The agreement gives Kelley, former director of community affairs, nearly $60,000 and benefits stretching into early 2020. It also bans Kelley and the district from making disparaging remarks about each other.

NICEVILLE — Henry Kelley will receive a payment of $58,982.27 from the Okaloosa County School Board in exchange for agreeing to release the School District from any future lawsuits.

Additionally, the five-page mutual agreement prevents the former spokesman and School District officials from making disparaging remarks about one another. Infractions would cost $10,000 per communication and recovery of possible legal fees.

The School Board voted 5-0 Monday to pay Kelley — a former director of community affairs and executive director of the Okaloosa Public Schools Foundation, his full salary, accrued sick leave and six months of health insurance from July 1 to Jan. 1, 2020.

Kelley was a one-time lieutenant of former Superintendent Mary Beth Jackson, who resigned after serving a seven-month suspension from Florida Gov. Ron DeSantis for allegedly covering up child abuse to a special education student. The School Board on Monday also agreed to settle with her for nearly $71,000.

Superintendent Marcus Chambers, who was appointed to replace Jackson Jan. 11 following her suspension and again after she was reinstated and allowed to resign, originally fired Kelley on Jan. 28. However, Chambers rescinded the termination Aug.1 and extended Kelley’s employment to June 30, 2019.

Chambers’ lawyer, Robert E. Larkin of Tallahassee, and School Board Attorney Jeff McInnis agreed that state law gave Chambers legal authority to act in the Kelley case.

“I am assured by my lawyer that I have handled this according to procedures, correctly and legally,” Chambers told the School Board. “A lot of time and energy was given to it.”

Larkin called the settlement with Kelley “financially prudent.”

“I believe this is a great outcome for the district,” Larkin said. “It ends any future potential litigation.”
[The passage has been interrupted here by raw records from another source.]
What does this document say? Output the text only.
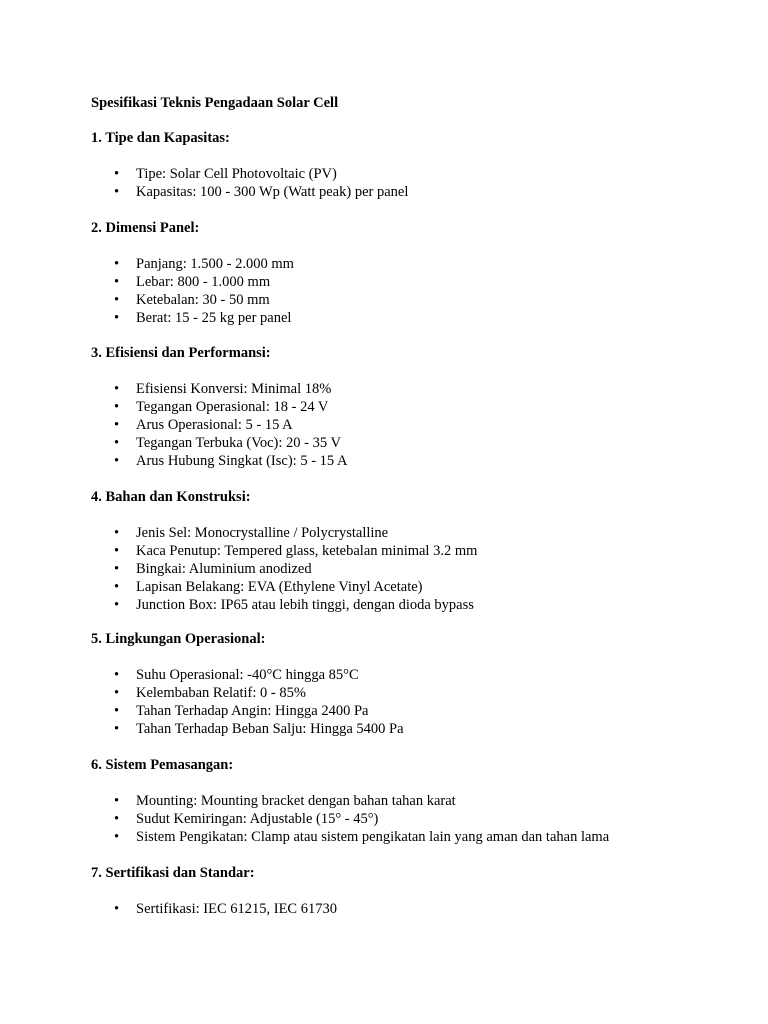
Spesifikasi Teknis Pengadaan Solar Cell
1. Tipe dan Kapasitas:
• Tipe: Solar Cell Photovoltaic (PV)
• Kapasitas: 100 - 300 Wp (Watt peak) per panel
2. Dimensi Panel:
• Panjang: 1.500 - 2.000 mm
• Lebar: 800 - 1.000 mm
• Ketebalan: 30 - 50 mm
• Berat: 15 - 25 kg per panel
3. Efisiensi dan Performansi:
• Efisiensi Konversi: Minimal 18%
• Tegangan Operasional: 18 - 24 V
• Arus Operasional: 5 - 15 A
• Tegangan Terbuka (Voc): 20 - 35 V
• Arus Hubung Singkat (Isc): 5 - 15 A
4. Bahan dan Konstruksi:
• Jenis Sel: Monocrystalline / Polycrystalline
• Kaca Penutup: Tempered glass, ketebalan minimal 3.2 mm
• Bingkai: Aluminium anodized
• Lapisan Belakang: EVA (Ethylene Vinyl Acetate)
• Junction Box: IP65 atau lebih tinggi, dengan dioda bypass
5. Lingkungan Operasional:
• Suhu Operasional: -40°C hingga 85°C
• Kelembaban Relatif: 0 - 85%
• Tahan Terhadap Angin: Hingga 2400 Pa
• Tahan Terhadap Beban Salju: Hingga 5400 Pa
6. Sistem Pemasangan:
• Mounting: Mounting bracket dengan bahan tahan karat
• Sudut Kemiringan: Adjustable (15° - 45°)
• Sistem Pengikatan: Clamp atau sistem pengikatan lain yang aman dan tahan lama
7. Sertifikasi dan Standar:
• Sertifikasi: IEC 61215, IEC 61730
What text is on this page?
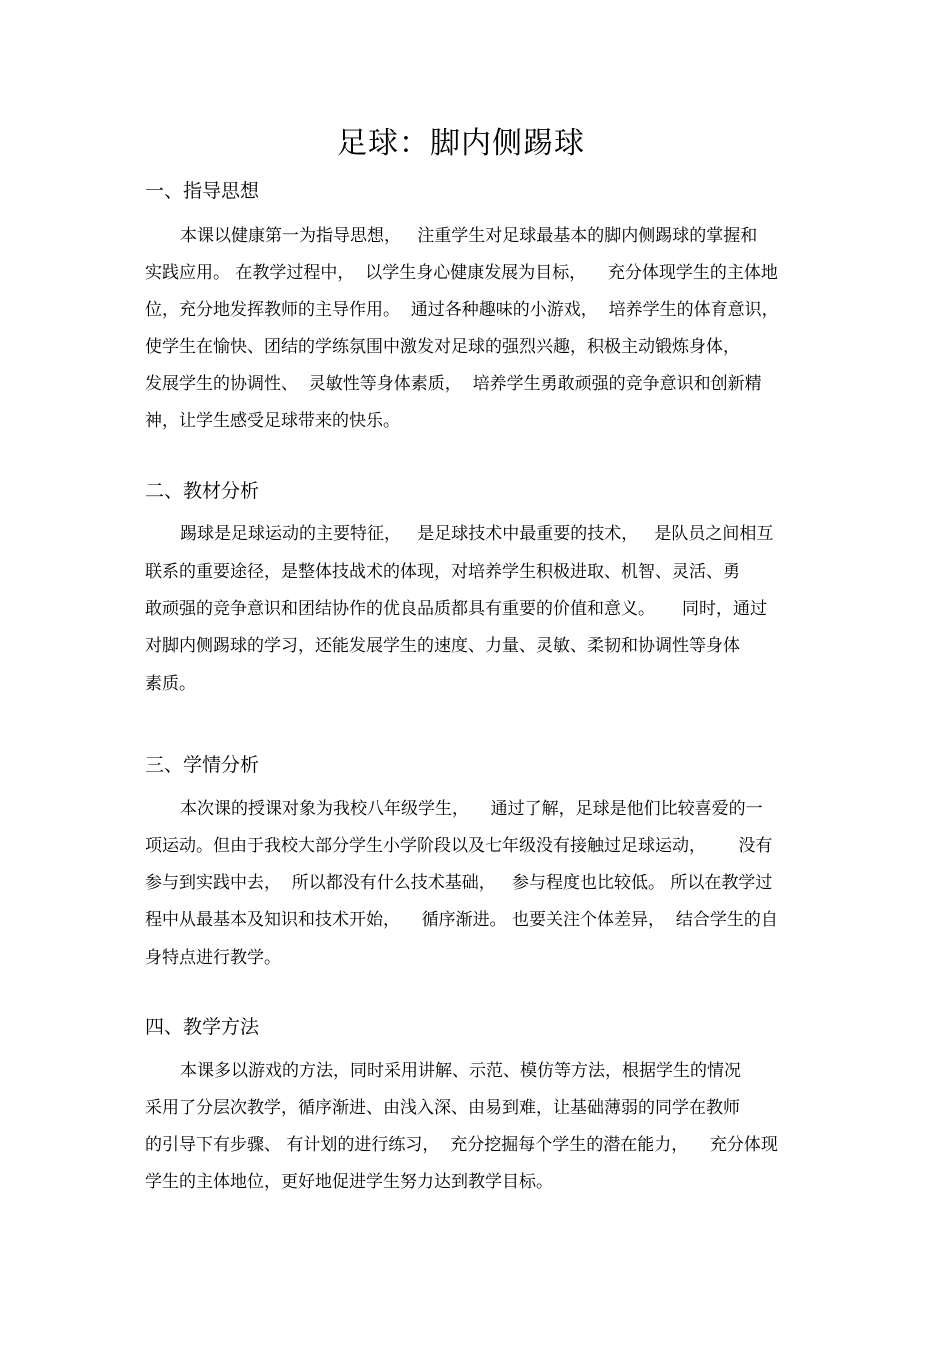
足球：脚内侧踢球
一、指导思想
本课以健康第一为指导思想，   注重学生对足球最基本的脚内侧踢球的掌握和
实践应用。 在教学过程中，  以学生身心健康发展为目标，    充分体现学生的主体地
位，充分地发挥教师的主导作用。  通过各种趣味的小游戏，  培养学生的体育意识，
使学生在愉快、团结的学练氛围中激发对足球的强烈兴趣，积极主动锻炼身体，
发展学生的协调性、  灵敏性等身体素质，  培养学生勇敢顽强的竞争意识和创新精
神，让学生感受足球带来的快乐。
二、教材分析
踢球是足球运动的主要特征，   是足球技术中最重要的技术，   是队员之间相互
联系的重要途径，是整体技战术的体现，对培养学生积极进取、机智、灵活、勇
敢顽强的竞争意识和团结协作的优良品质都具有重要的价值和意义。     同时，通过
对脚内侧踢球的学习，还能发展学生的速度、力量、灵敏、柔韧和协调性等身体
素质。
三、学情分析
本次课的授课对象为我校八年级学生，    通过了解，足球是他们比较喜爱的一
项运动。但由于我校大部分学生小学阶段以及七年级没有接触过足球运动，      没有
参与到实践中去，  所以都没有什么技术基础，   参与程度也比较低。 所以在教学过
程中从最基本及知识和技术开始，    循序渐进。 也要关注个体差异，  结合学生的自
身特点进行教学。
四、教学方法
本课多以游戏的方法，同时采用讲解、示范、模仿等方法，根据学生的情况
采用了分层次教学，循序渐进、由浅入深、由易到难，让基础薄弱的同学在教师
的引导下有步骤、 有计划的进行练习，  充分挖掘每个学生的潜在能力，    充分体现
学生的主体地位，更好地促进学生努力达到教学目标。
Nathan Clark, Kelley's attorney, had claimed in a 21-page appeal of Kelley's termination that Chambers “exceeded his delegated and statutory authority.”

Chambers had decided to fire Kelley for “repeated and documented policy violations” as well as the findings of a grand jury investigation.

Those policy violations included Kelley’s pleading guilty to violating the Florida Sunshine Law, failing to follow the proper hiring procedures for a community affairs secretary and for texting unprofessional messages to Destin resident Steve Menchel, who filed a complaint.

“Mr. Kelley wants to move on with his life and pursue his career goals,” Larkin said. “There’s no more negative banter. We acknowledge everything that happened. We are moving forward in a positive way.”

School Board member Tim Bryant said it was important to move on from the controversy swirling around Jackson and other black-eye issues plaguing the school system.

“I would support this just because it is a fair deal and it also moves us forward,” Bryant said.

School Board member Diane Kelley, who is no relation to Henry Kelley, praised the settlement because it avoids more costly litigation and time.

“This saves us ... years of haggling and litigation and extending the time we’re caught up in this one issue,” Kelley said. “This is a prudent way for us to go forward.”